The recent bitter debates about immigration have split parties and divided allies, but one group has steadfastly supported immigrants: the smart big-city mayors -- Michael Bloomberg (New York), Antonio Villaraigosa (Los Angeles), Richard Daley (Chicago), Manny Diaz (Miami), Thomas Menino (Boston). "No public policy is more important to cities than federal immigration policy," says Mitchell Moss, professor of planning and public policy at New York University. "The immigration act of 1965 that opened up the country again and did more for cities than all the HUD bureaucrats put together or all the money spent on federal housing, transportation and welfare."

All booming American cities are immigrant cities. It's practically tautological. Cities that welcome immigrants -- both legal and illegal -- tend to have vital economies that expand exponentially as immigrants open new businesses, fill vacant jobs and move into declining neighborhoods. Immigrants form "extended clans," to use a term coined by Nathan Glazer and Pat Moynihan. They capture, and sometimes even invent, markets.

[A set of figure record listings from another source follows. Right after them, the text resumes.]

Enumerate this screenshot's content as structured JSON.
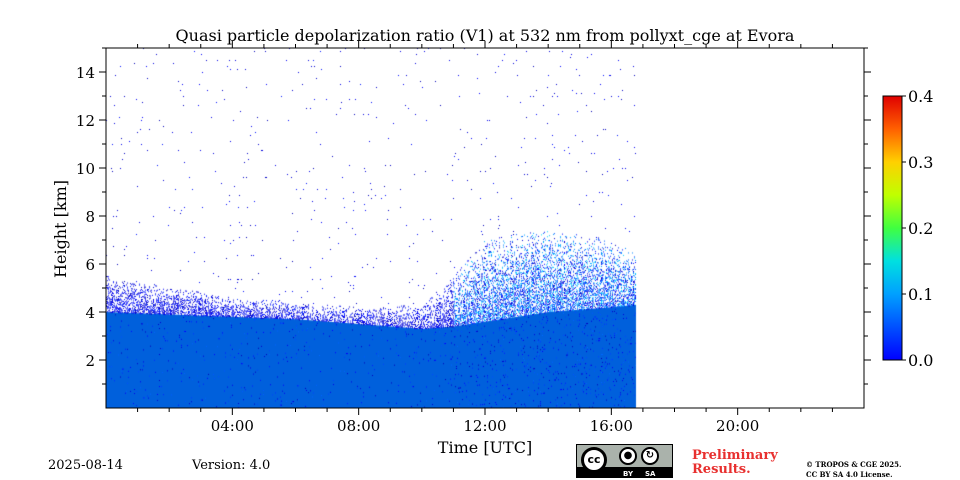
{
  "chart_data": {
    "type": "heatmap",
    "title": "Quasi particle depolarization ratio (V1) at 532 nm from pollyxt_cge at Evora",
    "xlabel": "Time [UTC]",
    "ylabel": "Height [km]",
    "xlim_hours": [
      0,
      24
    ],
    "xticks": [
      {
        "hour": 4,
        "label": "04:00"
      },
      {
        "hour": 8,
        "label": "08:00"
      },
      {
        "hour": 12,
        "label": "12:00"
      },
      {
        "hour": 16,
        "label": "16:00"
      },
      {
        "hour": 20,
        "label": "20:00"
      }
    ],
    "ylim_km": [
      0,
      15
    ],
    "yticks": [
      {
        "value": 2,
        "label": "2"
      },
      {
        "value": 4,
        "label": "4"
      },
      {
        "value": 6,
        "label": "6"
      },
      {
        "value": 8,
        "label": "8"
      },
      {
        "value": 10,
        "label": "10"
      },
      {
        "value": 12,
        "label": "12"
      },
      {
        "value": 14,
        "label": "14"
      }
    ],
    "colorbar": {
      "min": 0.0,
      "max": 0.4,
      "ticks": [
        {
          "value": 0.0,
          "label": "0.0"
        },
        {
          "value": 0.1,
          "label": "0.1"
        },
        {
          "value": 0.2,
          "label": "0.2"
        },
        {
          "value": 0.3,
          "label": "0.3"
        },
        {
          "value": 0.4,
          "label": "0.4"
        }
      ],
      "colormap": "jet"
    },
    "data_end_hour": 16.75,
    "dense_layer_top_km": [
      {
        "hour": 0,
        "km": 4.0
      },
      {
        "hour": 2,
        "km": 3.9
      },
      {
        "hour": 4,
        "km": 3.8
      },
      {
        "hour": 6,
        "km": 3.7
      },
      {
        "hour": 8,
        "km": 3.5
      },
      {
        "hour": 10,
        "km": 3.3
      },
      {
        "hour": 11,
        "km": 3.4
      },
      {
        "hour": 12,
        "km": 3.6
      },
      {
        "hour": 14,
        "km": 4.0
      },
      {
        "hour": 16,
        "km": 4.2
      },
      {
        "hour": 16.75,
        "km": 4.3
      }
    ],
    "sparse_layer_top_km": [
      {
        "hour": 0,
        "km": 5.5
      },
      {
        "hour": 4,
        "km": 4.6
      },
      {
        "hour": 8,
        "km": 4.2
      },
      {
        "hour": 10,
        "km": 4.3
      },
      {
        "hour": 11,
        "km": 5.5
      },
      {
        "hour": 12,
        "km": 7.0
      },
      {
        "hour": 14,
        "km": 7.5
      },
      {
        "hour": 16,
        "km": 7.0
      },
      {
        "hour": 16.75,
        "km": 6.5
      }
    ],
    "typical_value": 0.02,
    "noise_max_value": 0.12
  },
  "footer": {
    "date": "2025-08-14",
    "version": "Version: 4.0",
    "cc_by": "BY",
    "cc_sa": "SA",
    "cc_symbol": "cc",
    "preliminary_line1": "Preliminary",
    "preliminary_line2": "Results.",
    "copyright_line1": "© TROPOS & CGE 2025.",
    "copyright_line2": "CC BY SA 4.0 License."
  },
  "colors": {
    "dense_blue": "#0060dc",
    "background": "#ffffff"
  }
}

Jewish diamond cutters, Korean green grocers, Chinese restaurateurs, Russian massage therapists, Irish bartenders and Greek coffee-shop owners aren't stereotypes. They are the reflection of a real economic phenomenon. Immigrants sell goods and services to their own group and, once successful, to everybody else. Armed with little capital, they start labor-intensive businesses that employ friends and neighbors. The neighborhoods they settle in are decrepit, the commercial streets tired, the infrastructure overtaxed, the schools deplorable, but so what? All that will change when immigrants reach a core number, making an area their own.

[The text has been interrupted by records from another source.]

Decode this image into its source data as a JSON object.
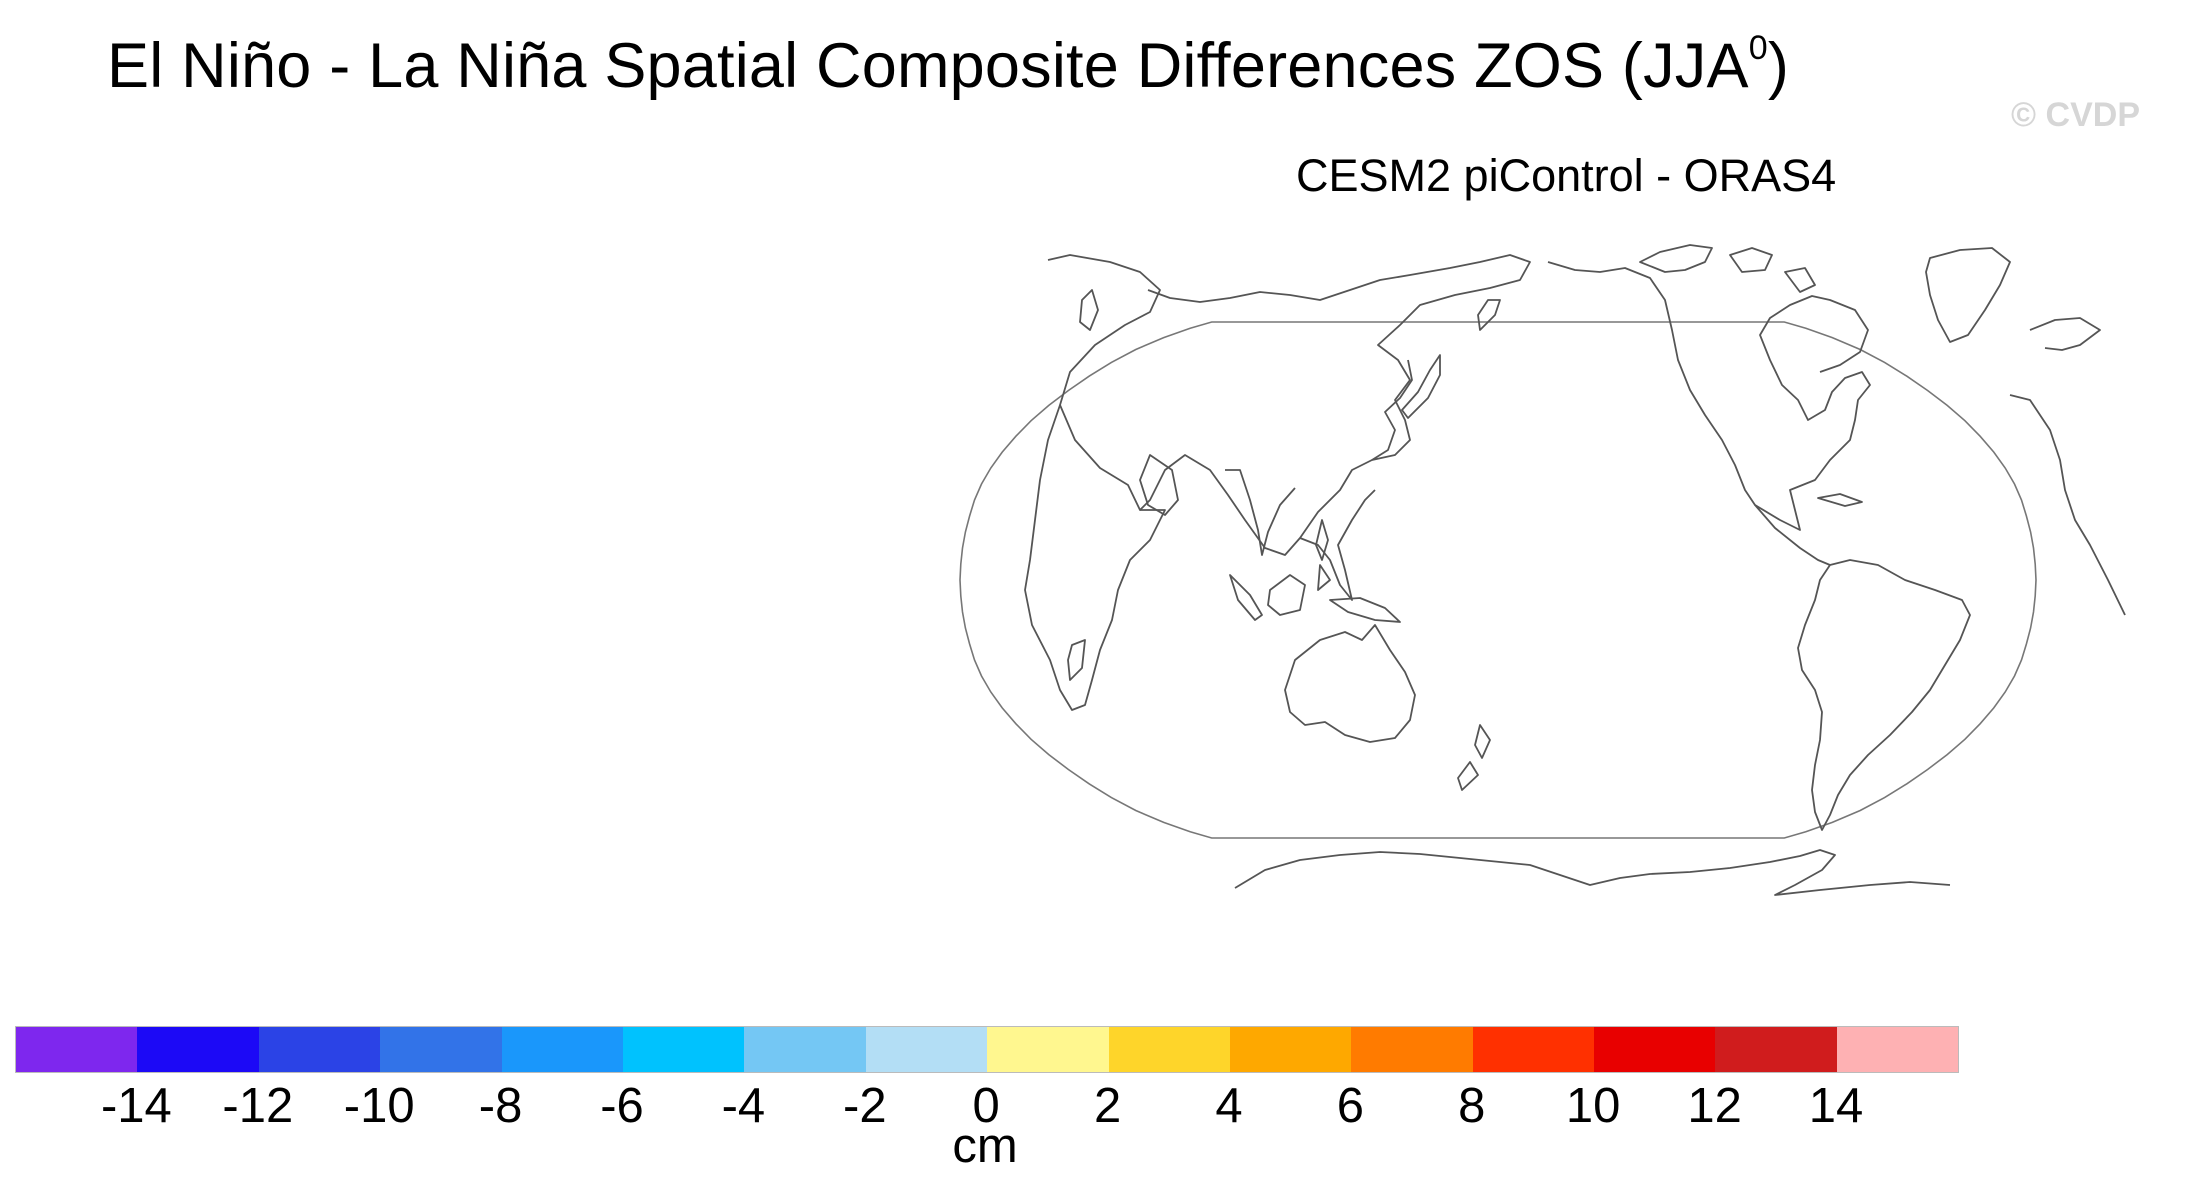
{
  "title": {
    "text": "El Niño - La Niña Spatial Composite Differences ZOS (JJA",
    "superscript": "0",
    "close": ")"
  },
  "watermark": "© CVDP",
  "map": {
    "subtitle": "CESM2 piControl - ORAS4",
    "projection": "robinson",
    "central_longitude": 200,
    "coastline_color": "#555555",
    "border_color": "#777777",
    "filled_data": "none"
  },
  "colorbar": {
    "unit": "cm",
    "tick_labels": [
      "-14",
      "-12",
      "-10",
      "-8",
      "-6",
      "-4",
      "-2",
      "0",
      "2",
      "4",
      "6",
      "8",
      "10",
      "12",
      "14"
    ],
    "colors": [
      "#7e27ee",
      "#1c09f6",
      "#2b43e6",
      "#3273e8",
      "#1a97fb",
      "#00c2fe",
      "#74c7f4",
      "#b3def5",
      "#fff78f",
      "#fed52a",
      "#fea800",
      "#ff7b00",
      "#ff3000",
      "#e80000",
      "#d01c1d",
      "#feb1b3"
    ]
  }
}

New York, with some three million immigrants (about one-sixth of whom are here illegally), is the ultimate immigrant city -- and also the country's wealthiest. These two facts are not unrelated. New York may be unique in many respects, but there is no reason that the positive effect of immigrants can't be felt in cities much smaller. Mr. Moss argues: "There's nothing wrong with upstate [New York] cities that a good influx of immigrants couldn't solve." He notes that immigrants are already saving second-tier cities elsewhere, such as Minneapolis and Reading, Pa., an economically distressed, former industrial city with handsome housing stock.

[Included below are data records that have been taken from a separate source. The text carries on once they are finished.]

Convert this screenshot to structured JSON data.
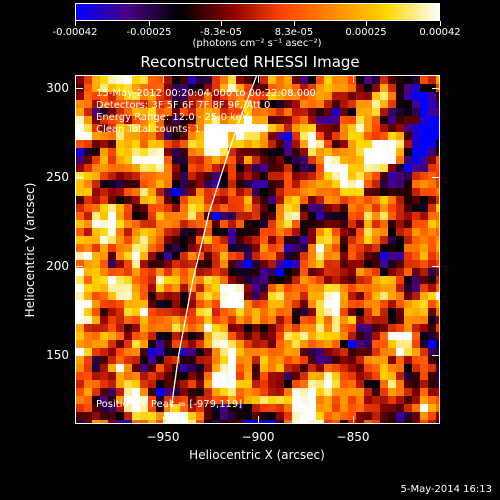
{
  "colorbar": {
    "tick_labels": [
      "-0.00042",
      "-0.00025",
      "-8.3e-05",
      "8.3e-05",
      "0.00025",
      "0.00042"
    ],
    "tick_values": [
      -0.00042,
      -0.00025,
      -8.3e-05,
      8.3e-05,
      0.00025,
      0.00042
    ],
    "units": "(photons cm⁻² s⁻¹ asec⁻²)",
    "colors": [
      "#0000ff",
      "#4a0082",
      "#000000",
      "#8b0000",
      "#ff4500",
      "#ff8c00",
      "#ffd700",
      "#ffffff"
    ]
  },
  "title": "Reconstructed RHESSI Image",
  "annotations": {
    "time": "15-May-2012 00:20:04.000 to 00:22:08.000",
    "detectors": "Detectors: 3F 5F 6F 7F 8F 9F, Att 0",
    "energy": "Energy Range: 12.0 - 25.0 keV",
    "clean": "Clean     Total counts: 1.70E+03",
    "peak": "Position of Peak = [-979,119]"
  },
  "chart_data": {
    "type": "heatmap",
    "title": "Reconstructed RHESSI Image",
    "xlabel": "Heliocentric X (arcsec)",
    "ylabel": "Heliocentric Y (arcsec)",
    "xlim": [
      -996,
      -805
    ],
    "ylim": [
      112,
      307
    ],
    "x_ticks": [
      -950,
      -900,
      -850
    ],
    "y_ticks": [
      150,
      200,
      250,
      300
    ],
    "x_tick_labels": [
      "−950",
      "−900",
      "−850"
    ],
    "y_tick_labels": [
      "150",
      "200",
      "250",
      "300"
    ],
    "colorbar_range": [
      -0.00042,
      0.00042
    ],
    "peak_position": [
      -979,
      119
    ],
    "limb_curve": {
      "x": [
        -947,
        -942,
        -935,
        -926,
        -917,
        -909,
        -901
      ],
      "y": [
        112,
        150,
        190,
        230,
        260,
        285,
        307
      ]
    },
    "grid": false
  },
  "footer": {
    "date": "5-May-2014 16:13"
  }
}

Today it is not the Chinese but the Dominicans who are driving much of this next wave of urban revitalization. In 1990, nearly three-fourths of the country's half-million Dominicans lived in traditional gateway metropolitan areas like New York City, Paterson and Passaic, N.J., and Miami. Today that proportion is about 60%, says Pennsylvania State professor of sociology Leif Jensen. Highly entrepreneurial, Dominicans are opening small businesses -- restaurants, bodegas, taxi companies, auto repair shops -- in their new cities of Reading and Harrisburg, Pa., Grand Rapids, Mich., and Daytona, Fla. -- all cities that had been suffering from declining residential demand.

This isn't to say that there aren't problems. Reading, for example, has for several years been one of the most dangerous cities in the country, with a violent crime rate roughly twice the national average. Immigrants there and everywhere are in a sort of race: Will the hard-working, upwardly mobile ones be able to reap the rewards of American society fast enough to get their children educated and keep them out of trouble?

Not far from Reading, in Hazleton, Mayor Barletta says that local immigrants are losing that race and his town will suffer long-term harm as a result. Maybe a trip to Flushing would change his mind.

Ms. Vitullo-Martin is a senior fellow at the Manhattan Institute.